Findings

Noted

Nobel Laureate biologist Sidney Altman and colleagues have developed a potentially powerful new weapon against drug-resistant bacteria. Working with cell cultures in the lab, Altman’s team showed that a compound they created, incorporating a protein found in human T-cells, could be effectively delivered into bacteria; the bacteria were either killed outright or rendered less resistant to other drugs. Writing in the Proceedings of the National Academy of Sciences, the researchers estimate their method to be “10 to 100 times more effective” than existing compounds. Next step: testing in mice.

 

A gene called DET1 plays a key role in regulating a plant’s internal circadian clock. Molecular biologist Xing Wang Deng and his colleagues report in Molecular Cell their finding that DET1 suppresses the activity of other genes that need to be turned on at dusk. The result—so far, just in the lab—is a faster-running clock and plants that flower sooner than normal.

 

For the bald, becoming a “fathead” may lead to new hair.
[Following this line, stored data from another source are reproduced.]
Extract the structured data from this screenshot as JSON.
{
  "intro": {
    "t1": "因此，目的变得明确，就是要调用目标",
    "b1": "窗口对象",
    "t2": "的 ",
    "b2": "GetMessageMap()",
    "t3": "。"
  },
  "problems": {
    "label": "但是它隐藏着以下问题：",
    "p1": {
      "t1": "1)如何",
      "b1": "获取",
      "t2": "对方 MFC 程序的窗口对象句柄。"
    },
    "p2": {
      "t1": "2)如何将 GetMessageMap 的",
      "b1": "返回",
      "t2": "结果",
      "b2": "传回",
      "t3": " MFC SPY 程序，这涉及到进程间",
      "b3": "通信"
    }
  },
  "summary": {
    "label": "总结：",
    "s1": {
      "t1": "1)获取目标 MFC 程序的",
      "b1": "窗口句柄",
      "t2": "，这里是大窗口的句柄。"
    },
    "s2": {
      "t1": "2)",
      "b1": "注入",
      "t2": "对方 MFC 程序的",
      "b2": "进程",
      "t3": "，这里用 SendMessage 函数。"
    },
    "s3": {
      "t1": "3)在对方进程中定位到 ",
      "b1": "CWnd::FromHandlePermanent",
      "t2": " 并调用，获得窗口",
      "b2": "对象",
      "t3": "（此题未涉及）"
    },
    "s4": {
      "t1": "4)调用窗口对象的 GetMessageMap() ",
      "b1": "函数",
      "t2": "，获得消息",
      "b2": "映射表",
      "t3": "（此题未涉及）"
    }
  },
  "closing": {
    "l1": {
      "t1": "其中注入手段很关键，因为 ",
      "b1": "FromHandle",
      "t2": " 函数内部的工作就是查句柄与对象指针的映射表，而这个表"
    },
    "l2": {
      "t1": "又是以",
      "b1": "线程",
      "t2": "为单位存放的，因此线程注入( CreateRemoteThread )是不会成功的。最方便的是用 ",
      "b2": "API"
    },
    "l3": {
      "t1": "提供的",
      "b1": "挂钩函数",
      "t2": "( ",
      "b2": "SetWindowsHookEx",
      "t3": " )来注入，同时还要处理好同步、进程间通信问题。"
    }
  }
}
In Cell, biologist Valerie Horsley and her team showed that the fat cells associated with hair follicles send a critical signal to follicle stem cells, which in turn spur hair growth. In mice, injections of these fat cells (greatly reduced among the bald) start dormant follicles working again.

 

Ferrofluids—magnetic liquids produced by mixing nanoparticles of magnetite into fluids—are important in Hollywood special effects. In Physical Review B, electrical engineer Hur Koser and his colleagues describe a pump that can move ferrofluids effectively using electromagnetism alone. Their “compact, simple, reliable, and scalable” prototype could lead to more-efficient cooling in computers and to medical uses in cellular perfusion and incubation systems.